Le gouvernement Trudeau soutient que Boeing n'empochera aucun sou s'il décide d'acheter des avions de chasse usagés de l'Australie et fabriqués par cette multinationale américaine afin de combler le déficit de capacité qui guetterait les Forces armées canadiennes.

Le ministère de la Défense et le ministère des Services publics et de l'Approvisionnement du Canada (SPAC) ont tenu à préciser hier que les avions de chasse que convoitait le gouvernement canadien n'étaient pas les Super Hornet acquis par l'Australie en 2007, mais des chasseurs F/A18 Hornets qui ont été fabriqués au début des années 90.

Ces avions sont donc presque aussi vieux que les CF18 des Forces armées canadiennes, mais compteraient moins d'heures de vol, ce qui permettrait de les utiliser pendant encore quelques années, a-t-on fait valoir au SPAC.

«Boeing ne va pas toucher un sou si on va de l'avant avec l'achat des avions de chasse de l'Australie», a insisté hier une source gouvernementale, qui souhaitait s'exprimer sous le couvert de l'anonymat afin de pouvoir parler plus librement de ce dossier.

Ce faisant, le gouvernement Trudeau respecterait le souhait exprimé par le premier ministre du Québec, Philippe Couillard, il y a deux semaines après que le département du Commerce des États-Unis eut décidé d'imposer des droits compensateurs de 220% sur la vente de 75 avions de la C Series de Bombardier à Delta, après une plainte déposée par Boeing.

«Je demande au gouvernement fédéral et au premier ministre Trudeau de maintenir la ligne dure, très dure : pas un boulon, pas une pièce, bien sûr pas un avion venant de Boeing au Canada, tant que ce conflit n'est pas réglé de façon juste», avait alors affirmé M. Couillard.

Le ministère des Services publics et de l'Approvisionnement du Canada (SPAC) a profité du long week-end de l'Action de grâce pour confirmer que «le Canada [avait] entamé des discussions avec le gouvernement de l'Australie sur la possibilité d'acquérir les chasseurs F/A-18 et les pièces de rechange connexes [...]. Le Canada s'attend à obtenir une réponse d'ici la fin de l'année en cours.

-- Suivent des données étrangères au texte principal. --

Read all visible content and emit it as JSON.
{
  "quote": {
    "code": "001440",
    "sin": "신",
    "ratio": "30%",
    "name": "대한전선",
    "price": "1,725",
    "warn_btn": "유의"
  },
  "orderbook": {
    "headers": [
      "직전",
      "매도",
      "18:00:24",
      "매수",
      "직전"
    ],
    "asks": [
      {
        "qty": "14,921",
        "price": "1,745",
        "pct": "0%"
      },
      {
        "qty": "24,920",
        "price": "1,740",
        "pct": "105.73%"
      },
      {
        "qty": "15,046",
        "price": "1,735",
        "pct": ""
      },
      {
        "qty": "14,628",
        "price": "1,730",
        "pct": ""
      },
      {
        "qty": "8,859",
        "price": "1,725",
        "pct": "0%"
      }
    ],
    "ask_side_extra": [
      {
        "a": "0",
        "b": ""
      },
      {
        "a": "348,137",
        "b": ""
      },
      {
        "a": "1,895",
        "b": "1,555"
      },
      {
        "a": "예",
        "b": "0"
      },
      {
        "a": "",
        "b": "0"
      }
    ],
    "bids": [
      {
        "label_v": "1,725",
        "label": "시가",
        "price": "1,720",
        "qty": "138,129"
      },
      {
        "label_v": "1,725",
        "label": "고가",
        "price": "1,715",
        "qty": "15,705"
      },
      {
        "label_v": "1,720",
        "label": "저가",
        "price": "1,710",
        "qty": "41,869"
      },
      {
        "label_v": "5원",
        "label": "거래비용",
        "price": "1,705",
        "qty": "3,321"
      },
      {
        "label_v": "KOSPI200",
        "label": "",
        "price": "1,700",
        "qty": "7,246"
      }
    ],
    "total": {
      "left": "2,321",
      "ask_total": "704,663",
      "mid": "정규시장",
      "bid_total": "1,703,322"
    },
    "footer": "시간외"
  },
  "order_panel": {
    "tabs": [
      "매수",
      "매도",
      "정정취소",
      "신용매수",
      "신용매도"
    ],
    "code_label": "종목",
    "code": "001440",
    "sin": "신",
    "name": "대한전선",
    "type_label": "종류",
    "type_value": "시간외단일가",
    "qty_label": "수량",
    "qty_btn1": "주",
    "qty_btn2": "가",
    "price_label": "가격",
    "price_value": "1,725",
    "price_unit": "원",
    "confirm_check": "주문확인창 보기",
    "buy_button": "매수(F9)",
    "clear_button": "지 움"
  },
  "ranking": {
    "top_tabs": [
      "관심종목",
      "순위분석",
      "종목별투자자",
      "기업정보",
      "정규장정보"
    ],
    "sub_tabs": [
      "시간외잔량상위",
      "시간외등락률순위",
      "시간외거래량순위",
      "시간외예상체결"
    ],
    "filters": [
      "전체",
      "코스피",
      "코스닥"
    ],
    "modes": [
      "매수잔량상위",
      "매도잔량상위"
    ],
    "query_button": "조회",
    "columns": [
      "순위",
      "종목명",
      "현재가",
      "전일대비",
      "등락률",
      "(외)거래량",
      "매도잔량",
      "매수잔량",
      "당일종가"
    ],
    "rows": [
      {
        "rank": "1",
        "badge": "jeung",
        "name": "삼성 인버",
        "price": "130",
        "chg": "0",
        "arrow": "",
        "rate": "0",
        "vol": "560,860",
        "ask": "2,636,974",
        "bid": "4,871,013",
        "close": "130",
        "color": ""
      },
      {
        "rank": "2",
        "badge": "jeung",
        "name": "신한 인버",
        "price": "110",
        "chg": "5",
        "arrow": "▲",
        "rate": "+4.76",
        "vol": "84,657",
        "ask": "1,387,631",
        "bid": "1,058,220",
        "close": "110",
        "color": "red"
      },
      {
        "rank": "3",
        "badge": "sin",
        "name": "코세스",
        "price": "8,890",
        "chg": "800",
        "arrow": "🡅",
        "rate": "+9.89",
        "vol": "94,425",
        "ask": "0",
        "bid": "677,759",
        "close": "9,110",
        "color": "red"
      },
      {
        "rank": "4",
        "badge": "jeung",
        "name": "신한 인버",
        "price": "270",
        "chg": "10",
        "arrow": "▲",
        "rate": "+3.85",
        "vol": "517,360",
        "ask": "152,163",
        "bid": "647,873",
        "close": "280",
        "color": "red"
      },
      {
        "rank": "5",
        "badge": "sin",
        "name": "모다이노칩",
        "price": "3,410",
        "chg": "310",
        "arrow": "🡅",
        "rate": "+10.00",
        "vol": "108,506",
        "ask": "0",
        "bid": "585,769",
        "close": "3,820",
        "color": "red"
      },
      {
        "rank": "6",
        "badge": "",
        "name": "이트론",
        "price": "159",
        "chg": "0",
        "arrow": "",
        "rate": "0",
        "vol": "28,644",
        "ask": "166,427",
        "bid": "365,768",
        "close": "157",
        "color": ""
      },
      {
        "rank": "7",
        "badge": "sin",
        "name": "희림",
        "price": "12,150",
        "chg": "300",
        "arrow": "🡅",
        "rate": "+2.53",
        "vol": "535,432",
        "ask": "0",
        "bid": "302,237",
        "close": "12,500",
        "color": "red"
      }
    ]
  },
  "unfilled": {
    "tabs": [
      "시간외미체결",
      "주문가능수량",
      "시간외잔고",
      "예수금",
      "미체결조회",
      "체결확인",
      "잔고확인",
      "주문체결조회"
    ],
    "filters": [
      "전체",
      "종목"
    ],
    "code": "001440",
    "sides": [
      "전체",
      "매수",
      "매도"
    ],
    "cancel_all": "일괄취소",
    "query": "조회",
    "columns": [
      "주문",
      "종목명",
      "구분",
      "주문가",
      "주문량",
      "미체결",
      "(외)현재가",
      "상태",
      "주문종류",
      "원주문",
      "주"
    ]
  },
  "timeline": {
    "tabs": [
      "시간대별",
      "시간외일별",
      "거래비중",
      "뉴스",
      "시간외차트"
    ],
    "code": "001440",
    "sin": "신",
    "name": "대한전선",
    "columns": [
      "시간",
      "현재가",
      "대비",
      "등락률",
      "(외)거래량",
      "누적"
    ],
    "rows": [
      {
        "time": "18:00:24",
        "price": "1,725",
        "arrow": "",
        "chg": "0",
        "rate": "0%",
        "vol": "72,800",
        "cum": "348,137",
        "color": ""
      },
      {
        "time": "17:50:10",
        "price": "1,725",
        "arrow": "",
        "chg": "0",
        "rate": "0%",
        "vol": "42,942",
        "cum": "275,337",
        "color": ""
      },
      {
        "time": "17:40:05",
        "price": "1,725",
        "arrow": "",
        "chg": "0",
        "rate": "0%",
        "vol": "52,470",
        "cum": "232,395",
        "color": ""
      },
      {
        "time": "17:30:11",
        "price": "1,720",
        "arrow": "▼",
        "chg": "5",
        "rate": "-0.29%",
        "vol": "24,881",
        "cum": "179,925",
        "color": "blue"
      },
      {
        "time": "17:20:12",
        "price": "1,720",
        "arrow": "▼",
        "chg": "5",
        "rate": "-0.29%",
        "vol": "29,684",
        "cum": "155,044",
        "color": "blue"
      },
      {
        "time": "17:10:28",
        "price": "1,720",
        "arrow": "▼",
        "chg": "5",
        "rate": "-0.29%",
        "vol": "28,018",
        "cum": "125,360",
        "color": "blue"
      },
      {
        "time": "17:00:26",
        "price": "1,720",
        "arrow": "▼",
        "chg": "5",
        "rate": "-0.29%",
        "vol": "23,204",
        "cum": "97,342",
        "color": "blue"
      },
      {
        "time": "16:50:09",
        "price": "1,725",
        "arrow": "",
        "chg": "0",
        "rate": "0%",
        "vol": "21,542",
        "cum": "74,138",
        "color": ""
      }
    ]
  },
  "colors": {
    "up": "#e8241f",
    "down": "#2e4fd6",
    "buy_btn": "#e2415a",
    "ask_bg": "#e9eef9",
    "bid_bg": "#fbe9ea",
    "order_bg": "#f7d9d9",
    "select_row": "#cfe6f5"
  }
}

Cette réponse indiquera plus en détail la disponibilité et le coût du chasseur et des pièces de rechange connexes que le Canada envisage d'acheter».

«L'erreur des sous-marins britanniques»



Que le gouvernement Trudeau envisage d'acheter des avions usagés de l'Australie a fait bondir le Bloc québécois hier. «On s'apprête à répéter l'erreur des sous-marins britanniques acquis dans les années 90 en achetant de vieux rafiots», s'est exclamé le député bloquiste Michel Boudrias, ancien officier d'infanterie au sein du Royal 22e Régiment.

M. Boudrias a ainsi fait allusion à la décision du gouvernement libéral de Jean Chrétien d'acheter quatre sous-marins usagés de la Grande-Bretagne en 1998 au coût de 750 millions de dollars qui ont nécessité des travaux de réparations de 2,6 milliards de dollars pour être mis à jour pendant une dizaine d'années.

Le gouvernement Trudeau avait annoncé en novembre dernier son intention d'acheter 18 avions de chasse Super Hornet flambant neufs de Boeing, évalués à 6,4 milliards de dollars, afin de combler le déficit de capacité, mais il a décidé de se tourner vers l'Australie après que Boeing eut déposé une plainte contre Bombardier auprès du département du Commerce américain. Dans cette plainte, Boeing soutient que Bombardier a profité de subventions illégales du gouvernement du Québec et du gouvernement fédéral pour vendre des avions C Series à un prix dérisoire sur le marché américain.

La semaine dernière, le Département du commerce a asséné une nouvelle gifle commerciale à Bombardier en ajoutant des droits antidumping de presque 80% aux droits compensateurs de 220% imposés une dizaine de jours auparavant.